Lors du débat sur la négociation climatique de Paris, qui vient de s’achever dans un contentement de façade, Doris Leuthard admit que la Suisse n’avait réduit depuis 1990 sa production de gaz de serre que de 2%. Le reste du bilan, satisfaisant nos obligations, provenaient de certificats achetés à des pays en développement. En d’autres mots, notre pays riche a acheté aux pays pauvres le droit de polluer. Et, en matière de neige artificielle, il s’est mis en position de continuer, sans remords, sans limite et même sans s’en rendre compte.

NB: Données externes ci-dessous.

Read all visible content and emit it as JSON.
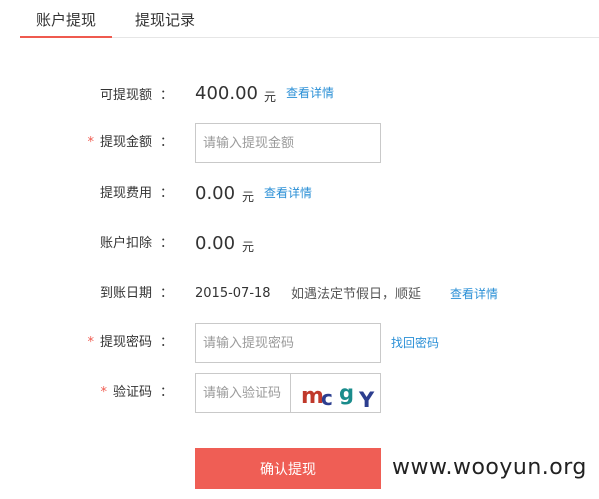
{
  "tabs": [
    {
      "label": "账户提现",
      "active": true
    },
    {
      "label": "提现记录",
      "active": false
    }
  ],
  "form": {
    "available": {
      "label": "可提现额",
      "colon": "：",
      "value": "400.00",
      "unit": "元",
      "link": "查看详情"
    },
    "amount": {
      "required_mark": "*",
      "label": "提现金额",
      "colon": "：",
      "placeholder": "请输入提现金额"
    },
    "fee": {
      "label": "提现费用",
      "colon": "：",
      "value": "0.00",
      "unit": "元",
      "link": "查看详情"
    },
    "deduction": {
      "label": "账户扣除",
      "colon": "：",
      "value": "0.00",
      "unit": "元"
    },
    "arrival_date": {
      "label": "到账日期",
      "colon": "：",
      "value": "2015-07-18",
      "note": "如遇法定节假日，顺延",
      "link": "查看详情"
    },
    "password": {
      "required_mark": "*",
      "label": "提现密码",
      "colon": "：",
      "placeholder": "请输入提现密码",
      "link": "找回密码"
    },
    "captcha": {
      "required_mark": "*",
      "label": "验证码",
      "colon": "：",
      "placeholder": "请输入验证码",
      "code": [
        "m",
        "c",
        "g",
        "Y"
      ],
      "code_colors": [
        "#c0392b",
        "#2c3e8f",
        "#1a8c8c",
        "#2c3e8f"
      ]
    },
    "submit_label": "确认提现"
  },
  "watermark": "www.wooyun.org",
  "colors": {
    "accent": "#ef5e55",
    "link": "#2a8fd6",
    "required": "#ef5a4f"
  }
}
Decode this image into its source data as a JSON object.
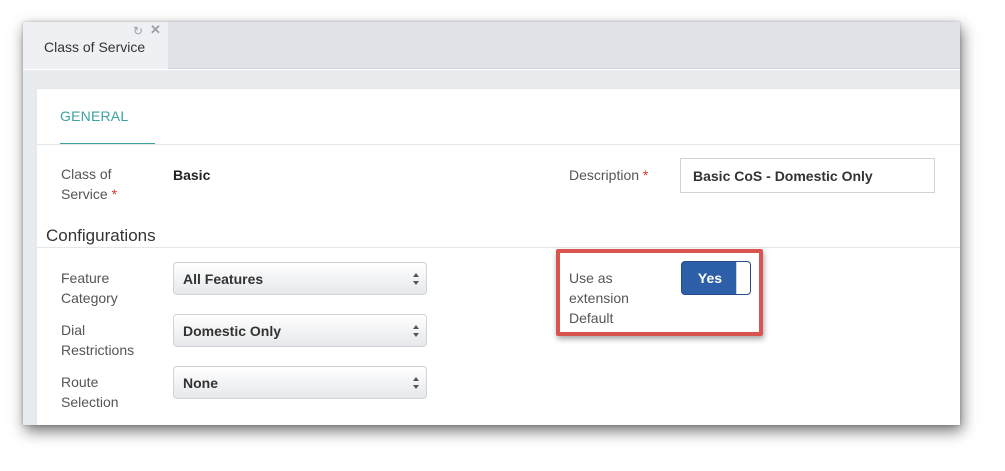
{
  "tab": {
    "title": "Class of Service",
    "refresh_icon": "refresh-icon",
    "close_icon": "close-icon"
  },
  "nav": {
    "tabs": [
      {
        "label": "GENERAL",
        "active": true
      }
    ],
    "accent": "#3aa3a0"
  },
  "general": {
    "class_of_service": {
      "label_line1": "Class of",
      "label_line2": "Service",
      "required_mark": "*",
      "value": "Basic"
    },
    "description": {
      "label": "Description",
      "required_mark": "*",
      "value": "Basic CoS - Domestic Only"
    }
  },
  "configurations": {
    "title": "Configurations",
    "feature_category": {
      "label_line1": "Feature",
      "label_line2": "Category",
      "selected": "All Features"
    },
    "dial_restrictions": {
      "label_line1": "Dial",
      "label_line2": "Restrictions",
      "selected": "Domestic Only"
    },
    "route_selection": {
      "label_line1": "Route",
      "label_line2": "Selection",
      "selected": "None"
    },
    "use_as_default": {
      "label_line1": "Use as",
      "label_line2": "extension",
      "label_line3": "Default",
      "toggle_label": "Yes",
      "on": true,
      "toggle_color": "#2d5ea8",
      "highlight_color": "#d9534f"
    }
  }
}
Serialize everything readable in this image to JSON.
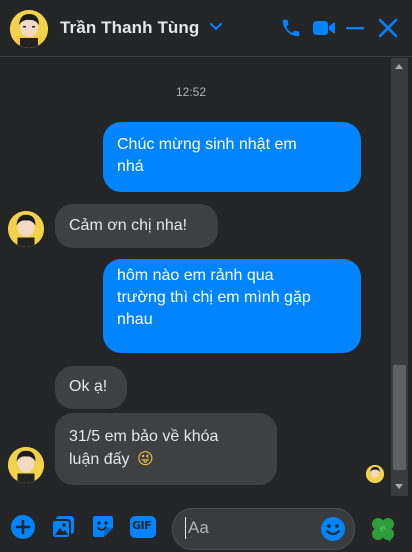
{
  "header": {
    "contact_name": "Trần Thanh Tùng",
    "icons": [
      "avatar",
      "chevron-down-icon",
      "phone-icon",
      "video-icon",
      "minimize-icon",
      "close-icon"
    ]
  },
  "thread": {
    "timestamp": "12:52",
    "messages": [
      {
        "direction": "outgoing",
        "lines": [
          "Chúc mừng sinh nhật em",
          "nhá"
        ]
      },
      {
        "direction": "incoming",
        "lines": [
          "Cảm ơn chị nha!"
        ]
      },
      {
        "direction": "outgoing",
        "lines": [
          "hôm nào em rảnh qua",
          "trường thì chị em mình gặp",
          "nhau"
        ]
      },
      {
        "direction": "incoming",
        "lines": [
          "Ok ạ!"
        ]
      },
      {
        "direction": "incoming",
        "lines": [
          "31/5 em bảo về khóa",
          "luận đấy"
        ],
        "emoji": "😜"
      }
    ]
  },
  "composer": {
    "placeholder": "Aa",
    "icons": [
      "plus-icon",
      "image-icon",
      "sticker-icon",
      "gif-icon",
      "emoji-icon",
      "clover-icon"
    ],
    "gif_label": "GIF"
  },
  "colors": {
    "accent": "#0084ff",
    "background": "#242526",
    "incoming_bubble": "#3e4042",
    "clover": "#2e9e3a"
  }
}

Car, dans une interview publiée aujourd’hui par Le Temps, Jean-René Fournier, hôtelier de Veysonnaz, se réjouissait d’avoir pallié la modification climatique. Sauf qu’il n’a pas conscience que ce réchauffement est dû à l’activité humaine, il le nie. Il en rend les « écolos » responsables. Ceux-ci sont des messagers de mauvais augure parce qu’ils proclament une vérité qui est bonne à taire. Il fait partie de ces dirigeants, si nombreux, qui nient l’origine des problèmes, auxquels ils opposent des solutions dérisoires, futiles et en l’occurrence contre productives. La réalité physique est absente de leur vision du monde : il n’y a que des complots politiques ourdis par des méchants et communiqués par les journalistes.

Quand la situation sera devenue sans issue, quand le capital investi dans les Alpes aura été réduit à néant, les promoteurs exigeront des compensations. Le contribuable moyen paiera davantage d’impôt et sera privé de ski. Le contribuable fortuné, qui ne paie pas d’impôts, indemnisé par l’Etat, ira en hélicoptère au-delà de 3000 mètres pour skier. Aux riches, les mains pleines. Bienheureux ceux qui ont déjà tout, car on lui donnera le peu de ceux qui sont démunis.

Jacques Neirynck

Jacques Neirynck est ingénieur, ancien conseiller national PDC et député au Grand Conseil vaudois, professeur honoraire de l'École polytechnique fédérale de Lausanne (EPFL), d'origine belge, de nationalité française et naturalisé suisse. Il exerce la profession d'écrivain.